During the drug production process, Knof says, some of the components suddenly formed into a sort of clump. The team was initially unable to understand why this happened, and it took them several days to analyze the problem before production could resume. “Of course, such things happen in biotech drug production,” Knof says. “In small laboratories, a process can work fine. But if you increase the scale, the process can break down and you need to be inventive.”

Diligent controls are part and parcel of the biotech production process. These are living cells and need to be monitored 24/7.

Knof says that the team has made huge progress over the years when it comes to understanding the intricacies of biotech drug production processes. “Altogether, our team of some 100 associates has more than 2200 years of professional experience. This not only includes commercial drug production, but also the pilot plant development part, which requires more flexibility.”

New chapter

For Boisivon, the facility extension will open a new chapter in the long history of Klybeck’s past, where Novartis experimented with the first biotech drug production processes more than two decades ago. “Biological drugs have been produced here for more than 20 years,” she says. “In many ways, it has been an innovation hotspot. The extension of our plant is sort of a natural next step.”

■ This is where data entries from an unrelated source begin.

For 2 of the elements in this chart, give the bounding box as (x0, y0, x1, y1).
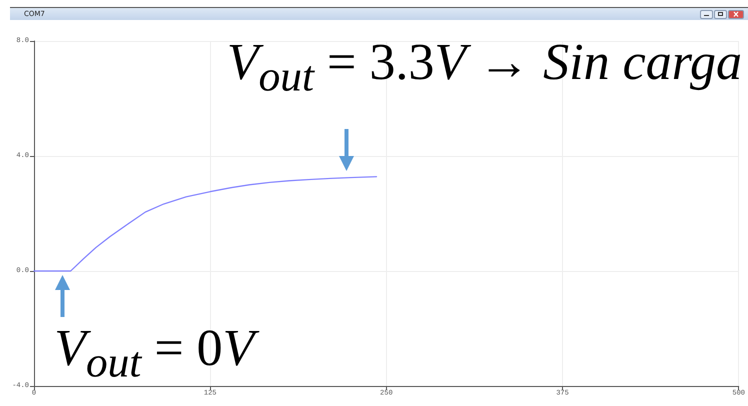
line-series (33, 176, 378, 272)
annotation: V$_{out}$ = 3.3V → Sin carga (226, 34, 742, 100)
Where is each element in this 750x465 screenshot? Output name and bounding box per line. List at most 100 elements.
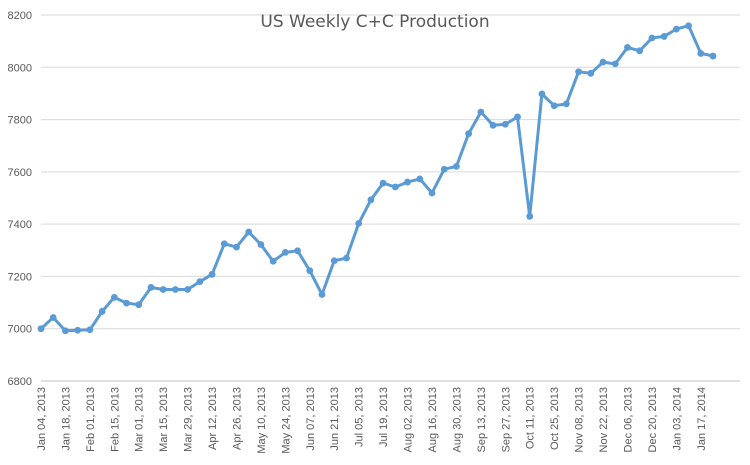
y-tick-label: 6800 (8, 376, 32, 388)
x-tick-label: Apr 26, 2013 (231, 387, 243, 450)
data-point (538, 90, 546, 98)
data-point (404, 178, 411, 186)
x-tick-label: Apr 12, 2013 (207, 387, 219, 450)
y-tick-label: 7800 (8, 115, 32, 127)
data-point (550, 102, 558, 110)
data-point (624, 44, 631, 51)
data-point (428, 189, 436, 197)
data-point (184, 286, 192, 293)
data-point (318, 291, 326, 298)
data-point (514, 113, 521, 121)
x-tick-label: Feb 15, 2013 (109, 387, 121, 452)
data-point (257, 241, 265, 248)
data-point (489, 121, 497, 129)
x-tick-label: Mar 15, 2013 (158, 387, 170, 452)
data-point (62, 327, 69, 335)
data-point (110, 293, 118, 301)
x-tick-label: Jan 17, 2014 (696, 387, 708, 451)
x-tick-label: Feb 01, 2013 (85, 387, 97, 452)
data-point (355, 219, 363, 227)
series-layer (37, 22, 717, 335)
data-point (37, 325, 45, 333)
y-tick-label: 7000 (8, 324, 32, 336)
data-point (599, 58, 607, 66)
data-point (269, 257, 277, 265)
data-point (245, 228, 253, 236)
data-point (233, 243, 240, 251)
data-point (697, 50, 705, 57)
data-point (501, 120, 509, 128)
y-tick-label: 8000 (8, 62, 32, 74)
x-tick-label: Jun 21, 2013 (329, 387, 341, 451)
data-point (196, 278, 204, 286)
data-point (477, 108, 485, 116)
x-tick-label: Nov 22, 2013 (598, 387, 610, 452)
x-tick-label: Sep 27, 2013 (500, 387, 512, 452)
y-tick-label: 8200 (8, 10, 32, 22)
x-tick-label: Jan 04, 2013 (36, 387, 48, 451)
x-tick-label: Nov 08, 2013 (574, 387, 586, 452)
y-tick-label: 7200 (8, 271, 32, 283)
y-axis-ticks: 6800 7000 7200 7400 7600 7800 8000 8200 (8, 10, 32, 388)
data-point (306, 267, 314, 275)
x-tick-label: Mar 29, 2013 (183, 387, 195, 452)
x-tick-label: Jun 07, 2013 (305, 387, 317, 451)
data-point (294, 247, 301, 255)
data-point (611, 60, 619, 68)
data-point (343, 254, 350, 262)
data-point (575, 68, 582, 76)
data-point (465, 130, 473, 138)
data-point (636, 47, 644, 55)
data-point (453, 162, 460, 170)
data-point (367, 196, 375, 204)
data-point (208, 270, 216, 278)
data-point (660, 33, 668, 40)
x-tick-label: Jul 19, 2013 (378, 387, 390, 447)
data-point (330, 257, 338, 265)
y-tick-label: 7600 (8, 167, 32, 179)
x-tick-label: Aug 16, 2013 (427, 387, 439, 452)
data-point (685, 22, 692, 30)
data-point (562, 100, 570, 108)
data-point (220, 240, 228, 248)
data-point (391, 183, 399, 191)
data-point (416, 175, 424, 183)
x-tick-label: Aug 02, 2013 (403, 387, 415, 452)
x-tick-label: Aug 30, 2013 (451, 387, 463, 452)
data-point (159, 286, 167, 293)
data-point (587, 69, 595, 77)
x-tick-label: Dec 20, 2013 (647, 387, 659, 452)
data-point (526, 212, 534, 220)
data-point (98, 308, 106, 315)
chart-title: US Weekly C+C Production (260, 12, 489, 32)
data-point (440, 165, 448, 173)
series-line (39, 24, 715, 333)
x-tick-label: Sep 13, 2013 (476, 387, 488, 452)
data-point (672, 25, 680, 33)
x-tick-label: Oct 11, 2013 (525, 387, 537, 449)
data-point (86, 326, 94, 334)
x-tick-label: May 24, 2013 (280, 387, 292, 454)
data-point (709, 52, 717, 60)
data-point (648, 34, 656, 42)
y-tick-label: 7400 (8, 219, 32, 231)
x-tick-label: May 10, 2013 (256, 387, 268, 454)
data-point (147, 284, 155, 291)
data-point (379, 179, 387, 187)
data-point (172, 286, 179, 293)
data-point (74, 326, 82, 334)
data-point (135, 301, 143, 309)
x-tick-label: Jan 18, 2013 (60, 387, 72, 451)
x-tick-label: Jan 03, 2014 (671, 387, 683, 451)
x-tick-label: Oct 25, 2013 (549, 387, 561, 450)
data-point (123, 299, 130, 307)
gridlines (41, 14, 740, 330)
data-point (49, 314, 57, 321)
x-tick-label: Dec 06, 2013 (622, 387, 634, 452)
x-tick-label: Jul 05, 2013 (354, 387, 366, 447)
data-point (281, 248, 289, 256)
x-axis-ticks: Jan 04, 2013 Jan 18, 2013 Feb 01, 2013 Feb … (36, 387, 708, 454)
x-tick-label: Mar 01, 2013 (134, 387, 146, 452)
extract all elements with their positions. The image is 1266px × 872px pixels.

In future, the site will serve as a bridge between drug development and large-scale drug production and allow Novartis to deepen its expertise in the field, which it started to build in the late 1990s when it launched one of the world’s first biological medicines from Basel.

 Applikon Biotechnology Bio Bench 15 Liter Bioreactor - BR256

Since this time, Novartis has developed several biological medicines, which are used to treat diseases ranging from cancer to neurodegenerative diseases. Given their ability to reach difficult disease targets, biotech drugs are considered one of the fundamental pillars of the pharmaceutical industry and will remain a mainstay for years to come.

“When we started to work on biotech drugs more than 20 years ago, processes were new and mistakes were not uncommon,” Boisivon remembers. “But all of these mistakes were valuable lessons learned, helping us now to streamline production and, most importantly, to reach patients on time. We will continue this journey.”